While the way we check in voters now can be daunting, even with electronic check-in there would need to be a paper back up and so I wonder if we would not just be adding an extra step and therefore increasing the time it takes to check voters in, rather than decreasing. For polling stations that experience high turnout, it might make more sense to put our resources into additional poll workers to speed the process up, rather than new technology.
What actions would you take to ensure that the office of the Commissioners is fully transparent in its decision-making? What would you do to ensure that the public has full access to decisions made by the Commissioners?
If I am Commissioner, every meeting will be publicized and there will be at least 30 days notice before any meeting. A monthly newsletter would also keep concerned citizens up to date. I would also create advisory boards to manage different tasks such as language access and disabilities, and meet regularly with advocate groups to listen to concerns and answer questions.
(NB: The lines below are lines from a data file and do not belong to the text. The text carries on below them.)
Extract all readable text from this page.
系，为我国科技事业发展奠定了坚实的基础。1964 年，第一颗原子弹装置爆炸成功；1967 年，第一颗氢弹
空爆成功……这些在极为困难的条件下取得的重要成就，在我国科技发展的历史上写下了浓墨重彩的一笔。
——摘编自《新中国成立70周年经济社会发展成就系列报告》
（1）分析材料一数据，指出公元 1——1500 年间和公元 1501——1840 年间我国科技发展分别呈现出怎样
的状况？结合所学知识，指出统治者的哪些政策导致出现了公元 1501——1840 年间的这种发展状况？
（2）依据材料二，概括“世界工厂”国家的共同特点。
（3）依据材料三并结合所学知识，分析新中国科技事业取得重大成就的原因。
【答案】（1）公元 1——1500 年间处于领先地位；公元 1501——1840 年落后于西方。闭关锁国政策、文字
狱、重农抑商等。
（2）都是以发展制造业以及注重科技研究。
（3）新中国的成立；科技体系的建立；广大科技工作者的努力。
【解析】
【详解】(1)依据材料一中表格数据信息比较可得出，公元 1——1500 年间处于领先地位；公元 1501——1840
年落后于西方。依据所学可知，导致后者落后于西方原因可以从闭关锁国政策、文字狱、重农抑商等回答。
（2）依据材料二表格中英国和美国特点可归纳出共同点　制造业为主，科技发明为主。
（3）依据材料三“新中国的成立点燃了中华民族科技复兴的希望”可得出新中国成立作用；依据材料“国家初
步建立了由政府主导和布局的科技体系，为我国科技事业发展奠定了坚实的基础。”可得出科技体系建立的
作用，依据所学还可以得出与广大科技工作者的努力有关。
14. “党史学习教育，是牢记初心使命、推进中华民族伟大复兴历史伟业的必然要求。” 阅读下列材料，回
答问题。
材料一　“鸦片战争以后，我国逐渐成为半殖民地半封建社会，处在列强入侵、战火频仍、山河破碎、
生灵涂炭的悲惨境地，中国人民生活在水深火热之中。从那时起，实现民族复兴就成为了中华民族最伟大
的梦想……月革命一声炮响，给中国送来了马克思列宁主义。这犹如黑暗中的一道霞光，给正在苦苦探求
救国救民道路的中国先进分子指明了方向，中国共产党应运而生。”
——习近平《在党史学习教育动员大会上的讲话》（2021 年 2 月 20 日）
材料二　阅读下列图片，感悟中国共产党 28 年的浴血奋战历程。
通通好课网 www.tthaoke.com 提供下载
Given that the issues facing polling places and poll workers are often governed by state law, what changes would you advocate for in Harrisburg to improve the efficiency of Philly’s polling places?
In Harrisburg, I would be a loud advocate for expanding Philadelphia’s voting laws in favor of early voting, same-day registration, open primaries, and vote-by-mail. Many of these policies would ease election day congestion at polling stations. I would also ask them to make funds available for some of the initiatives I have proposed. Philadelphia should not be on its own when it comes to the enfranchisement of Pennsylvania voters.
One important thing that Harrisburg could rectify that would help Philadelphia polling places and poll workers would be to allow poll workers to work at divisions other than their own. I think this could greatly cut down on the shortage of poll workers at given locations.
How do you think resources (including staff and budget) and duties should be divided among the three Commissioners?
Since Commissioner is an elected position, I believe all three Commissioners should be paid equally, with the Chairperson being the first among equals. I believe all three should have equal staff and staff salary. I also think that we can reexamine the salary paid to the Commissioners. While it is important to attract good, qualified candidates to office, there may be room to bring it down, especially when we look at increasing the pay for poll workers.